Greek avant-garde filmmaker Yorgos Lanthamos re-teams with regular co-writer Efthimis Filippou to create a triptych of stories, each one more morose than the last.
It's the same poorly articulated breed of satire that hobbled other Lanthamos/Filippou projects — see, or rather don't see: "Dogtooth," "Alps," "The Lobster," and "The Killing of a Sacred Deer."
Here is feel-bad Cinema for the masses.
Pointless misery.
Eat up babies.
In "Kinds of Kindness," the viewer is left to their own devices to extrapolate on narcissist bosses, trigger-happy cops, group sex with friends, health cults, and, well yes, cannibalism. Rape and incest also get the Lanthamos spotlight.
If you are going to punish your audience, there ought to be a good reason for it. You will find no such purpose in "Kinds of Kindness" unless you are willing to put yourself through days of mental gymnastics.
The concept for the movie seems to spring from the Annie Lennox/Dave Stewart song "Sweet Dreams (Are Made of This)," that introduces the movie.
BDS&M misery.
It is telling that Lanthamos's most successful film "Poor Things" was written by other writers, namely Tony McNamara and Alasdair Gray.
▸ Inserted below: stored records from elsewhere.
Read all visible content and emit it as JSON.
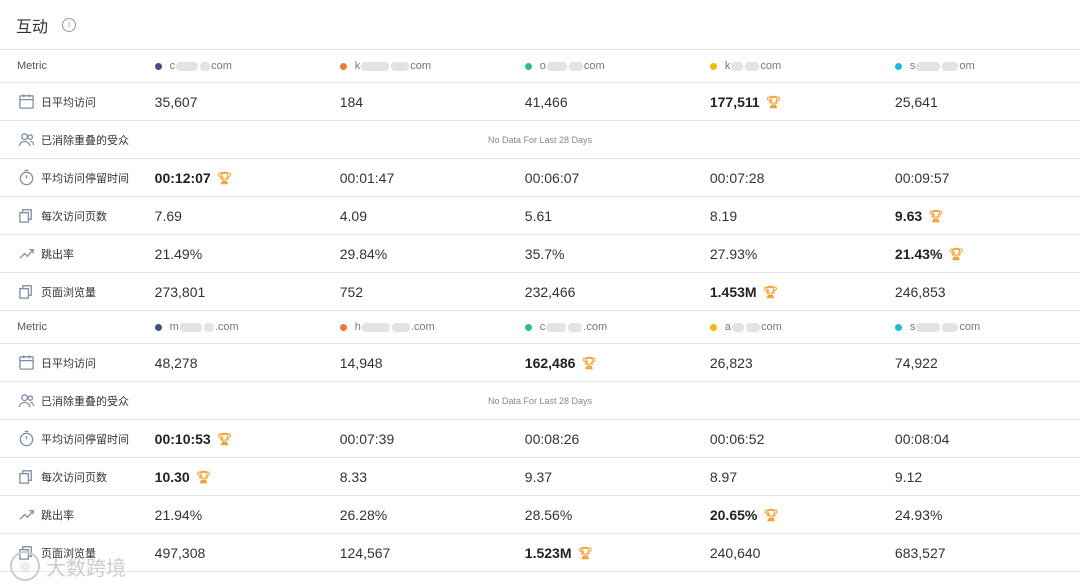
{
  "header": {
    "title": "互动",
    "info_icon": "info-icon"
  },
  "metric_label": "Metric",
  "no_data_text": "No Data For Last 28 Days",
  "groups": [
    {
      "sites": [
        {
          "prefix": "c",
          "suffix": "com",
          "color": "#3d4f8c"
        },
        {
          "prefix": "k",
          "suffix": "com",
          "color": "#f07a2b"
        },
        {
          "prefix": "o",
          "suffix": "com",
          "color": "#2bbf8a"
        },
        {
          "prefix": "k",
          "suffix": "com",
          "color": "#f5b800"
        },
        {
          "prefix": "s",
          "suffix": "om",
          "color": "#22b8d8"
        }
      ],
      "rows": {
        "visits": {
          "label": "日平均访问",
          "values": [
            "35,607",
            "184",
            "41,466",
            "177,511",
            "25,641"
          ],
          "best": 3
        },
        "audience": {
          "label": "已消除重叠的受众"
        },
        "duration": {
          "label": "平均访问停留时间",
          "values": [
            "00:12:07",
            "00:01:47",
            "00:06:07",
            "00:07:28",
            "00:09:57"
          ],
          "best": 0
        },
        "pages": {
          "label": "每次访问页数",
          "values": [
            "7.69",
            "4.09",
            "5.61",
            "8.19",
            "9.63"
          ],
          "best": 4
        },
        "bounce": {
          "label": "跳出率",
          "values": [
            "21.49%",
            "29.84%",
            "35.7%",
            "27.93%",
            "21.43%"
          ],
          "best": 4
        },
        "views": {
          "label": "页面浏览量",
          "values": [
            "273,801",
            "752",
            "232,466",
            "1.453M",
            "246,853"
          ],
          "best": 3
        }
      }
    },
    {
      "sites": [
        {
          "prefix": "m",
          "suffix": ".com",
          "color": "#3d4f8c"
        },
        {
          "prefix": "h",
          "suffix": ".com",
          "color": "#f07a2b"
        },
        {
          "prefix": "c",
          "suffix": ".com",
          "color": "#2bbf8a"
        },
        {
          "prefix": "a",
          "suffix": "com",
          "color": "#f5b800"
        },
        {
          "prefix": "s",
          "suffix": "com",
          "color": "#22b8d8"
        }
      ],
      "rows": {
        "visits": {
          "label": "日平均访问",
          "values": [
            "48,278",
            "14,948",
            "162,486",
            "26,823",
            "74,922"
          ],
          "best": 2
        },
        "audience": {
          "label": "已消除重叠的受众"
        },
        "duration": {
          "label": "平均访问停留时间",
          "values": [
            "00:10:53",
            "00:07:39",
            "00:08:26",
            "00:06:52",
            "00:08:04"
          ],
          "best": 0
        },
        "pages": {
          "label": "每次访问页数",
          "values": [
            "10.30",
            "8.33",
            "9.37",
            "8.97",
            "9.12"
          ],
          "best": 0
        },
        "bounce": {
          "label": "跳出率",
          "values": [
            "21.94%",
            "26.28%",
            "28.56%",
            "20.65%",
            "24.93%"
          ],
          "best": 3
        },
        "views": {
          "label": "页面浏览量",
          "values": [
            "497,308",
            "124,567",
            "1.523M",
            "240,640",
            "683,527"
          ],
          "best": 2
        }
      }
    }
  ],
  "watermark": "大数跨境"
}
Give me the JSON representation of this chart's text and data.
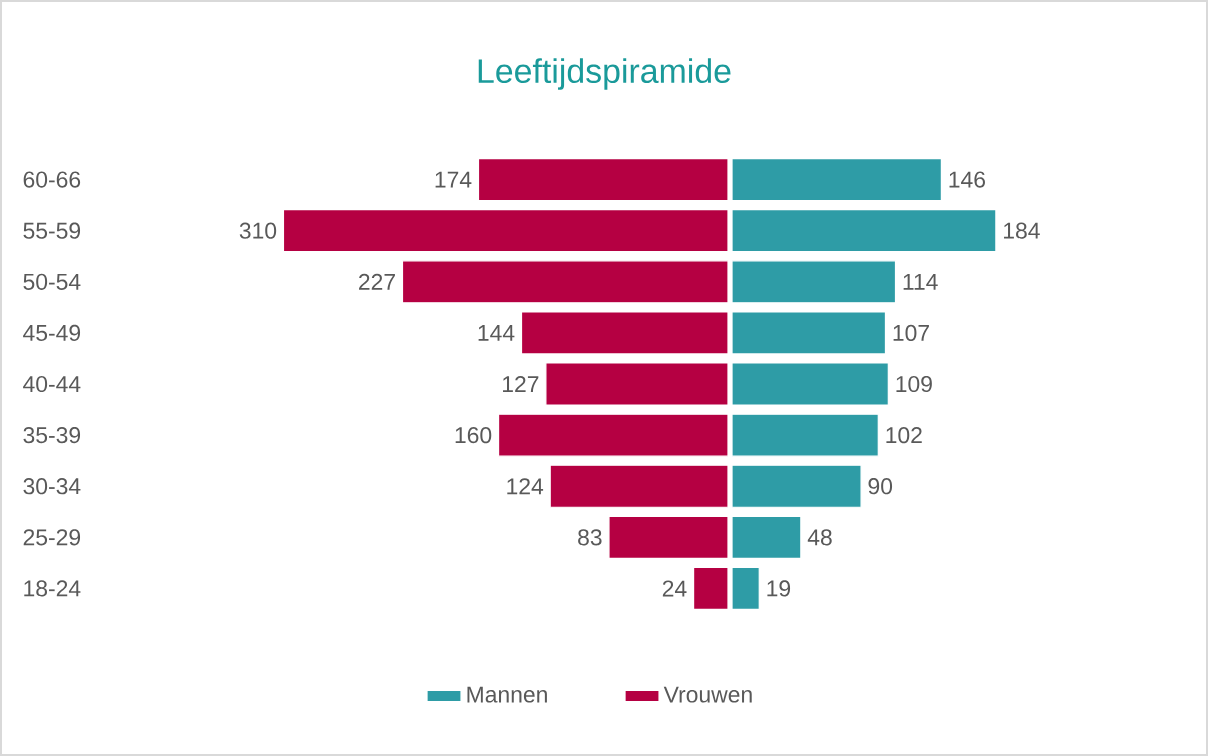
{
  "chart_data": [
    {
      "type": "bar",
      "orientation": "horizontal",
      "title": "Leeftijdspiramide",
      "categories": [
        "60-66",
        "55-59",
        "50-54",
        "45-49",
        "40-44",
        "35-39",
        "30-34",
        "25-29",
        "18-24"
      ],
      "series": [
        {
          "name": "Vrouwen",
          "color": "#b50042",
          "values": [
            174,
            310,
            227,
            144,
            127,
            160,
            124,
            83,
            24
          ]
        }
      ],
      "xlim": [
        310,
        0
      ],
      "data_labels": true,
      "tick_labels": "y",
      "legend": "bottom"
    },
    {
      "type": "bar",
      "orientation": "horizontal",
      "categories": [
        null,
        null,
        null,
        null,
        null,
        null,
        null,
        null,
        null
      ],
      "series": [
        {
          "name": "Mannen",
          "color": "#2e9ca6",
          "values": [
            146,
            184,
            114,
            107,
            109,
            102,
            90,
            48,
            19
          ]
        }
      ],
      "xlim": [
        0,
        184
      ],
      "data_labels": true,
      "tick_labels": false,
      "legend": "bottom"
    }
  ]
}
Telling too, is Filippou's explanation of "Kinds of Kindness."
"Our main concern is to observe people, behaviors, clothes, and reactions and create a story that relates to something almost real and relatively believable."
How vague can you get?
I dare say that this particular approach will never lead to the narrative heights that David Lynch reached with "Blue Velvet" or "Mulholland Drive," much less Lars von Trier's challenging high-wire act.
Lanthamos flagrantly disregards one of Cinema's strongest precepts, namely that the filmmaker is responsible for sustaining an audience's trust. One reason that Alfred Hitchcock's movies are so good is due to the way Hitch treats his audience. You know that you are in capable hands.
If he were a doctor, Yorgos Lanthamos might, for example, want to amputate your thumb just to see your reaction. Fun for him perhaps, but not for you.